"Kill or be killed." It's the dilemma facing The Bride, aka Black Mamba (aka Uma Thurman), in Kill Bill, and you just know which way she'll go. After all, it's a Quentin Tarantino flick. Six years after Jackie Brown, he delivers this savage fairytale guaranteed to blow you away. Accept no substitutes. Combining the balletic choreography of Hong Kong chop-socky with the operatic bombast of a spaghetti western (and throwing in a little Japanese animé), Tarantino elevates the B-movie to A-grade pop art - ripping off other people's films with inimitable style.
He deifies Uma Thurman as a McQueenesque icon of cool. Mesmerising, she sweeps across the Pacific to exterminate "the vermin" who gunned her down on her wedding day. They are The Deadly Viper Assassination Squad, headed by Bill - played from the neck down by David Carradine. An ex-DiVA herself, she quit the racket to play happy families, only to wind up with a bullet in her melon.

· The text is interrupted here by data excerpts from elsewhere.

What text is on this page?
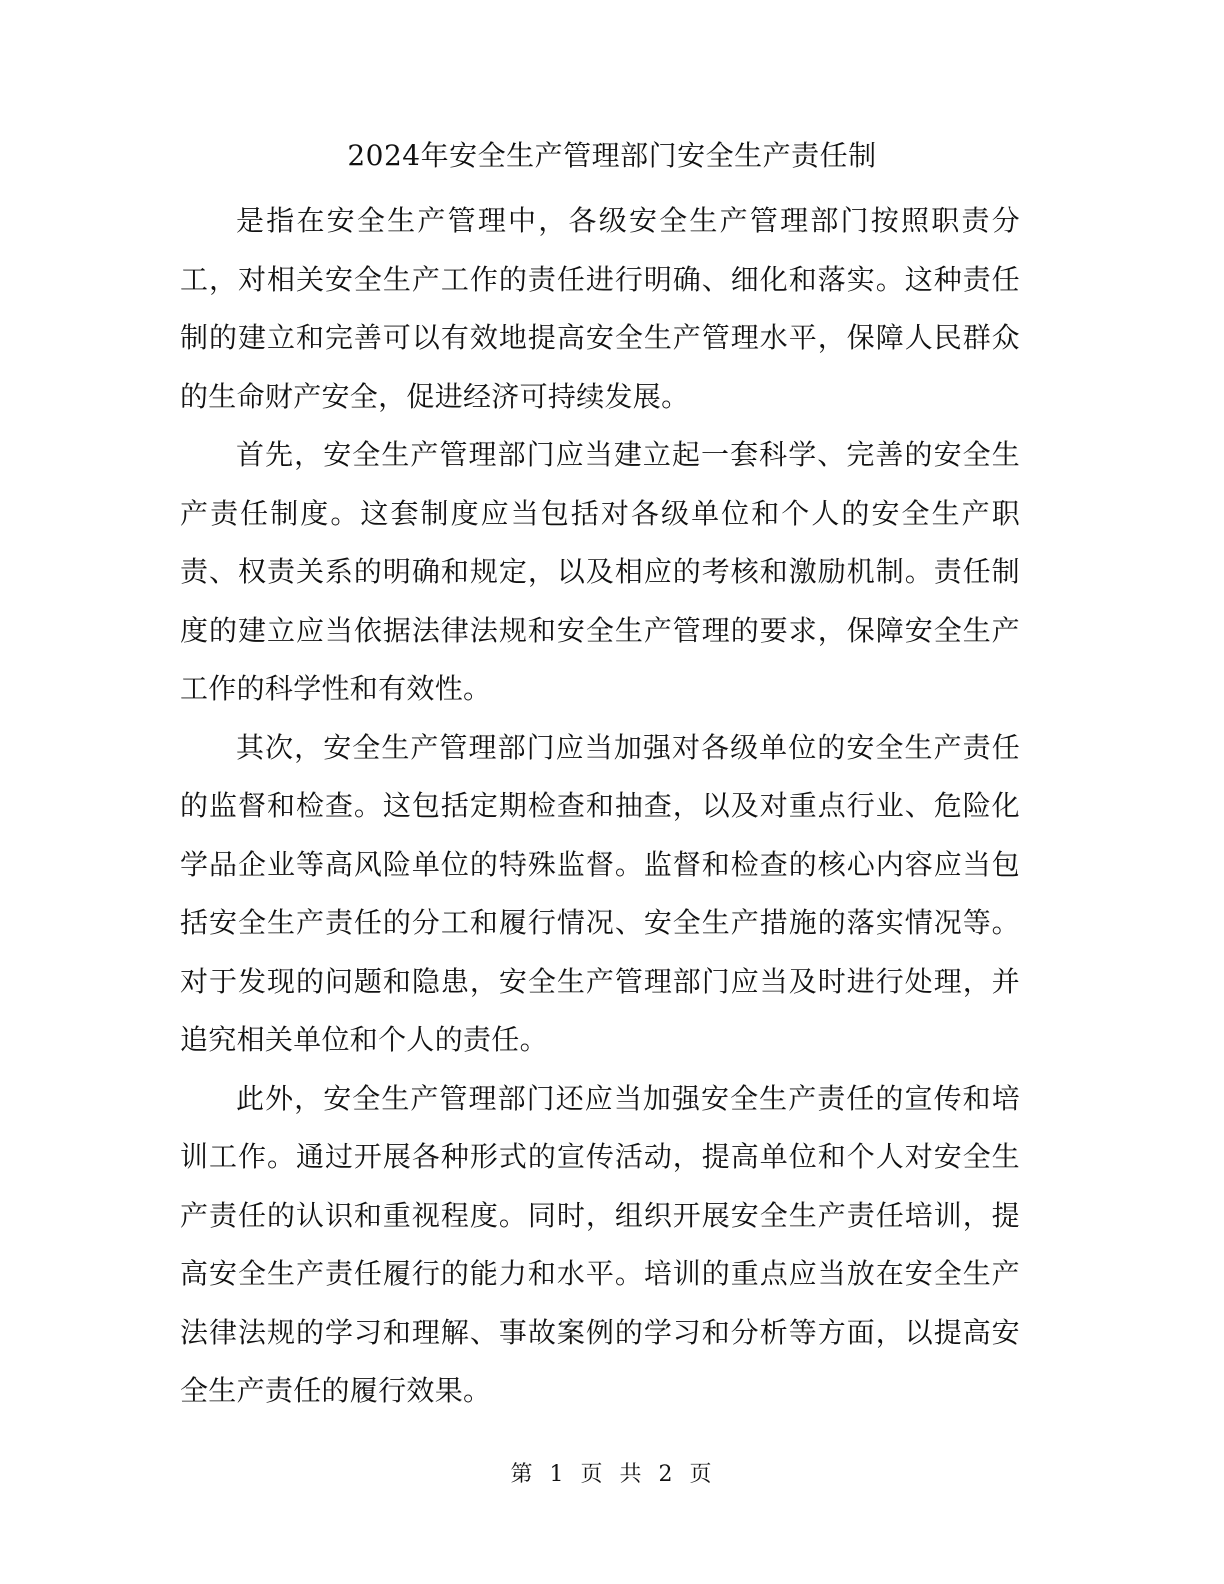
2024年安全生产管理部门安全生产责任制

是指在安全生产管理中，各级安全生产管理部门按照职责分工，对相关安全生产工作的责任进行明确、细化和落实。这种责任制的建立和完善可以有效地提高安全生产管理水平，保障人民群众的生命财产安全，促进经济可持续发展。

首先，安全生产管理部门应当建立起一套科学、完善的安全生产责任制度。这套制度应当包括对各级单位和个人的安全生产职责、权责关系的明确和规定，以及相应的考核和激励机制。责任制度的建立应当依据法律法规和安全生产管理的要求，保障安全生产工作的科学性和有效性。

其次，安全生产管理部门应当加强对各级单位的安全生产责任的监督和检查。这包括定期检查和抽查，以及对重点行业、危险化学品企业等高风险单位的特殊监督。监督和检查的核心内容应当包括安全生产责任的分工和履行情况、安全生产措施的落实情况等。对于发现的问题和隐患，安全生产管理部门应当及时进行处理，并追究相关单位和个人的责任。

此外，安全生产管理部门还应当加强安全生产责任的宣传和培训工作。通过开展各种形式的宣传活动，提高单位和个人对安全生产责任的认识和重视程度。同时，组织开展安全生产责任培训，提高安全生产责任履行的能力和水平。培训的重点应当放在安全生产法律法规的学习和理解、事故案例的学习和分析等方面，以提高安全生产责任的履行效果。

第 1 页 共 2 页
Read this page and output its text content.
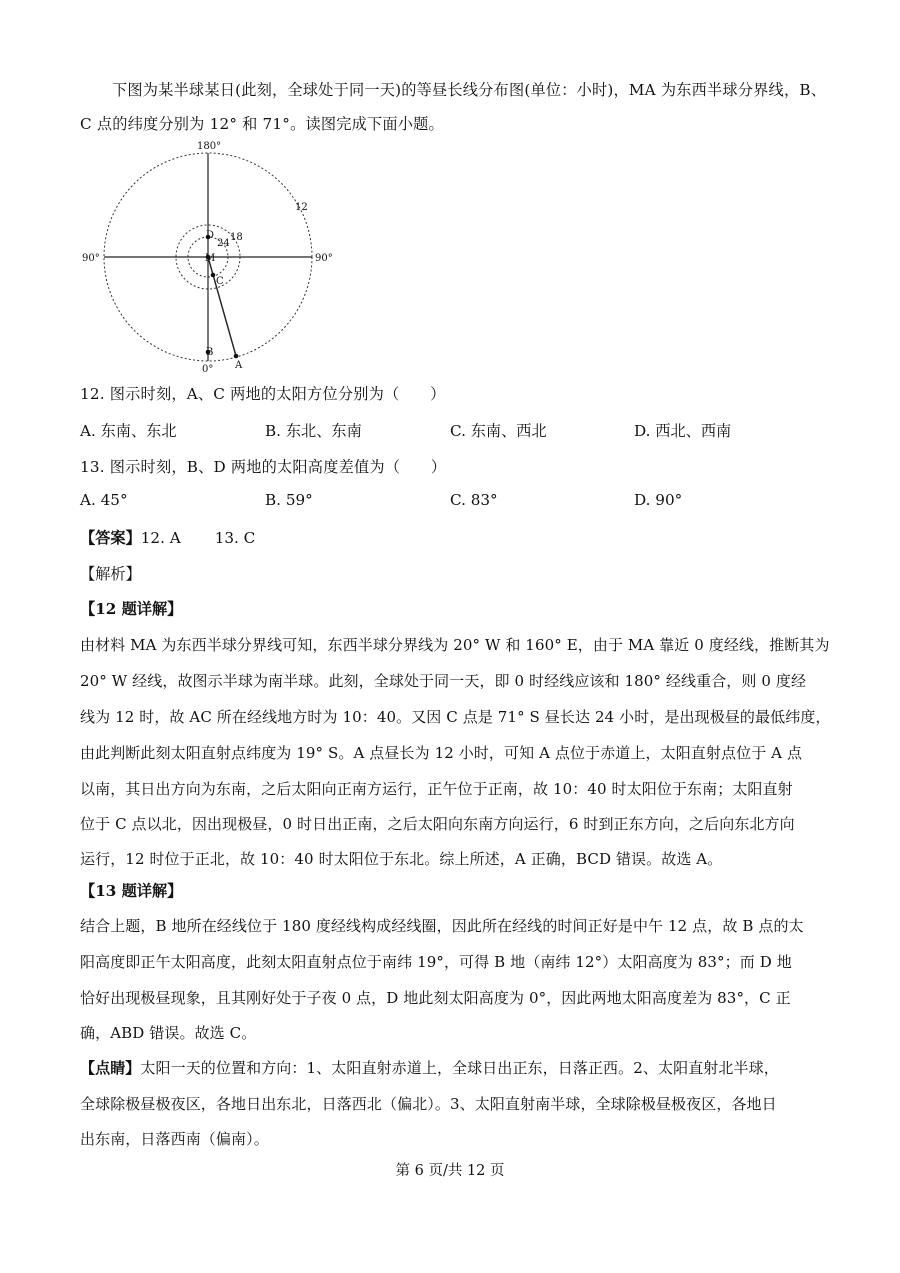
下图为某半球某日(此刻，全球处于同一天)的等昼长线分布图(单位：小时)，MA 为东西半球分界线，B、
C 点的纬度分别为 12° 和 71°。读图完成下面小题。
180°
0°
90°	90°
12
18
24
D
M
C
B
A
12. 图示时刻，A、C 两地的太阳方位分别为（　　）
A. 东南、东北	B. 东北、东南	C. 东南、西北	D. 西北、西南
13. 图示时刻，B、D 两地的太阳高度差值为（　　）
A. 45°	B. 59°	C. 83°	D. 90°
【答案】12. A 13. C
【解析】
【12 题详解】
由材料 MA 为东西半球分界线可知，东西半球分界线为 20° W 和 160° E，由于 MA 靠近 0 度经线，推断其为
20° W 经线，故图示半球为南半球。此刻，全球处于同一天，即 0 时经线应该和 180° 经线重合，则 0 度经
线为 12 时，故 AC 所在经线地方时为 10：40。又因 C 点是 71° S 昼长达 24 小时，是出现极昼的最低纬度，
由此判断此刻太阳直射点纬度为 19° S。A 点昼长为 12 小时，可知 A 点位于赤道上，太阳直射点位于 A 点
以南，其日出方向为东南，之后太阳向正南方运行，正午位于正南，故 10：40 时太阳位于东南；太阳直射
位于 C 点以北，因出现极昼，0 时日出正南，之后太阳向东南方向运行，6 时到正东方向，之后向东北方向
运行，12 时位于正北，故 10：40 时太阳位于东北。综上所述，A 正确，BCD 错误。故选 A。
【13 题详解】
结合上题，B 地所在经线位于 180 度经线构成经线圈，因此所在经线的时间正好是中午 12 点，故 B 点的太
阳高度即正午太阳高度，此刻太阳直射点位于南纬 19°，可得 B 地（南纬 12°）太阳高度为 83°；而 D 地
恰好出现极昼现象，且其刚好处于子夜 0 点，D 地此刻太阳高度为 0°，因此两地太阳高度差为 83°，C 正
确，ABD 错误。故选 C。
【点睛】太阳一天的位置和方向：1、太阳直射赤道上，全球日出正东，日落正西。2、太阳直射北半球，
全球除极昼极夜区，各地日出东北，日落西北（偏北）。3、太阳直射南半球，全球除极昼极夜区，各地日
出东南，日落西南（偏南）。
第 6 页/共 12 页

"TANTRIC ORGY OF VIOLENCE"
But getting to Bill is a bloody business. Mercifully, Tarantino uses every artifice to remind you it's just a movie, folks! These visual twists include a scene of silhouetted swordplay that owes as much to the Hollywood musical as to the art of Bunraku (Japanese puppet theatre). Although he eschews the trademark street jive in favour of portentous samurai speak, the irony is laid on thick. It's plain from the super-kinetic opening sequence, when The Bride drops in on ex-cohort Vernita Green (Vivica A Fox) for a knife fight/coffee morning.
But The Bride's bullseye for Volume 1 is Viper-turned-crimelord O-Ren Ishi (Lucy Liu). The problem is the character doesn't warrant the importance Tarantino lends her. It's as if Liu's part was amped up in the cutting room to help shape what is essentially an incomplete story.
Volume 1 is merely a build-up, albeit an epic one. It's something like a Tantric orgy of violence that'll leave you panting, but holds back on a satisfying climax. Ultimately it's the episodic structure which allows Tarantino to just about get away with hacking the film in two. It works brilliantly as an anthology of killing, but by the final curtain you're left balanced precariously on a samurai sword's edge in breathless anticipation. And all you can do is kill time...
Kill Bill: Volume 2 opens in UK cinemas on Friday 23rd April 2004.